Agrawal, N. - Presenter, Pennsylvania State University
Janik, M. J., Pennsylvania State University
Presence of charge separation in catalytic microenvironments can induce strong electric fields at microscopic length scales. Reaction chemistries involving polar transition states can be strongly influenced by such molecular scale electric fields. In addition, the involvement of polar solvent molecules can further enhance such effects and alter the mechanisms/selectivity of a complex reaction system. Electronic structure methods, including density functional theory (DFT), allow us to examine elementary step reaction trajectories and the redistribution of electrons along a reaction path. Given the value of the electric field(F) and the reaction trajectory, the effect of fields on barriers can be estimated by the differential dipole-field stabilization (ΔμF) without requiring a charged surface simulation. 2nd order effects can be included by additionally estimating the polarizability(∂μ/∂F) through applied field calculations. However, tuning/understanding these electric fields on a microscopic scale to benefit catalysis require fundamental understanding of correlation between externally tunable variables (e.g., applied potential, type of solvent, type of surface, etc.) and the microscopic fields and models to explore the possibilities in the reaction environments.

Electrochemical systems are notoriously challenging for modelling these influences due to presence of a micro-scale charge separation, referred to as the interfacial double layer, with the dual impact of solvation and electric field effects. Approximations are needed to efficiently address these influences computationally. With a Helmholtz model, the magnitude of these electric fields can be related directly to applied bias and approximate width of double layer and the potential of zero charge.
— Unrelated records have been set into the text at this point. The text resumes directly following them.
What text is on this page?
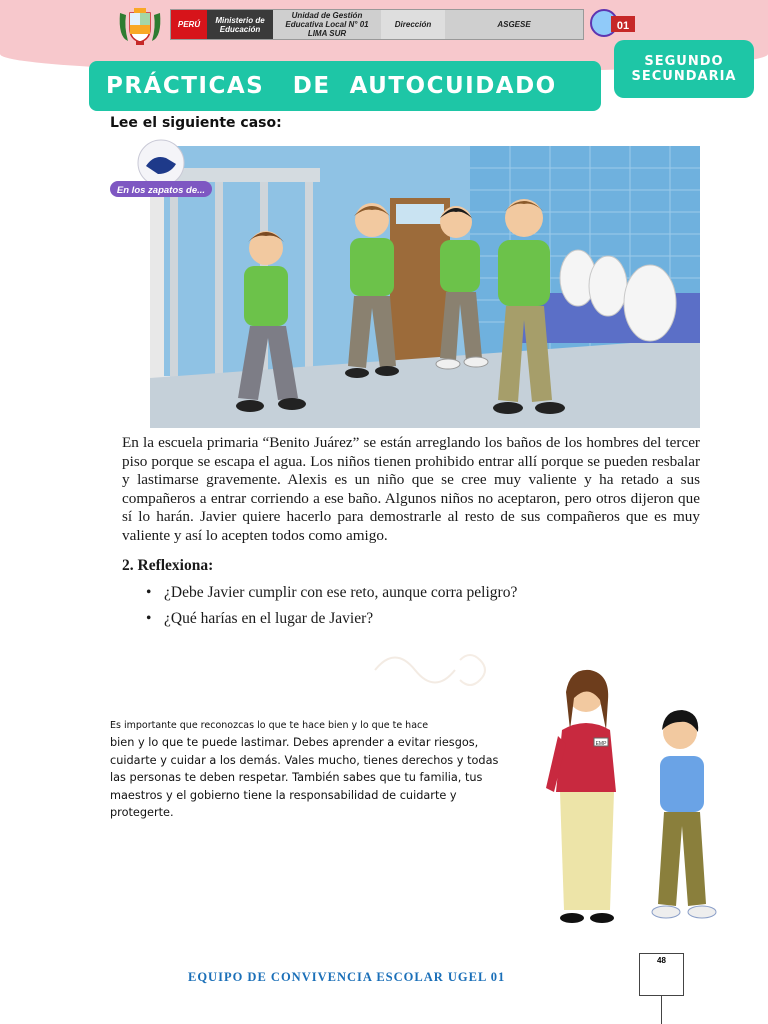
PERÚ	Ministerio de Educación
Unidad de Gestión Educativa Local N° 01
LIMA SUR
Dirección	ASGESE	01
SEGUNDO
SECUNDARIA
PRÁCTICAS   DE  AUTOCUIDADO
Lee el siguiente caso:
En los zapatos de...
En la escuela primaria “Benito Juárez” se están arreglando los baños de los hombres del tercer piso porque se escapa el agua. Los niños tienen prohibido entrar allí porque se pueden resbalar y lastimarse gravemente. Alexis es un niño que se cree muy valiente y ha retado a sus compañeros a entrar corriendo a ese baño. Algunos niños no aceptaron, pero otros dijeron que sí lo harán. Javier quiere hacerlo para demostrarle al resto de sus compañeros que es muy valiente y así lo acepten todos como amigo.
2. Reflexiona:
• ¿Debe Javier cumplir con ese reto, aunque corra peligro?
• ¿Qué harías en el lugar de Javier?
Es importante que reconozcas lo que te hace bien y lo que te hace
bien y lo que te puede lastimar. Debes aprender a evitar riesgos, cuidarte y cuidar a los demás. Vales mucho, tienes derechos y todas las personas te deben respetar. También sabes que tu familia, tus maestros y el gobierno tiene la responsabilidad de cuidarte y protegerte.
EMP
EQUIPO DE CONVIVENCIA ESCOLAR UGEL 01
48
However, these estimates are clearly dependent on the choice of model parameters (width of double layer, potential of zero charge and parameters in an explicit/implicit solvation model). Therefore, testing the sensitivity of activation barrier estimates to these parameters and their correlation is essential to making mechanistic conclusions. In this poster, we will share results on the field sensitivity of barrier estimates with a series of electrochemical interface models, and apply these to examine elementary reactions relevant to the oxygen reduction reaction, ammonia electrosynthesis, and carbon dioxide electro-reduction.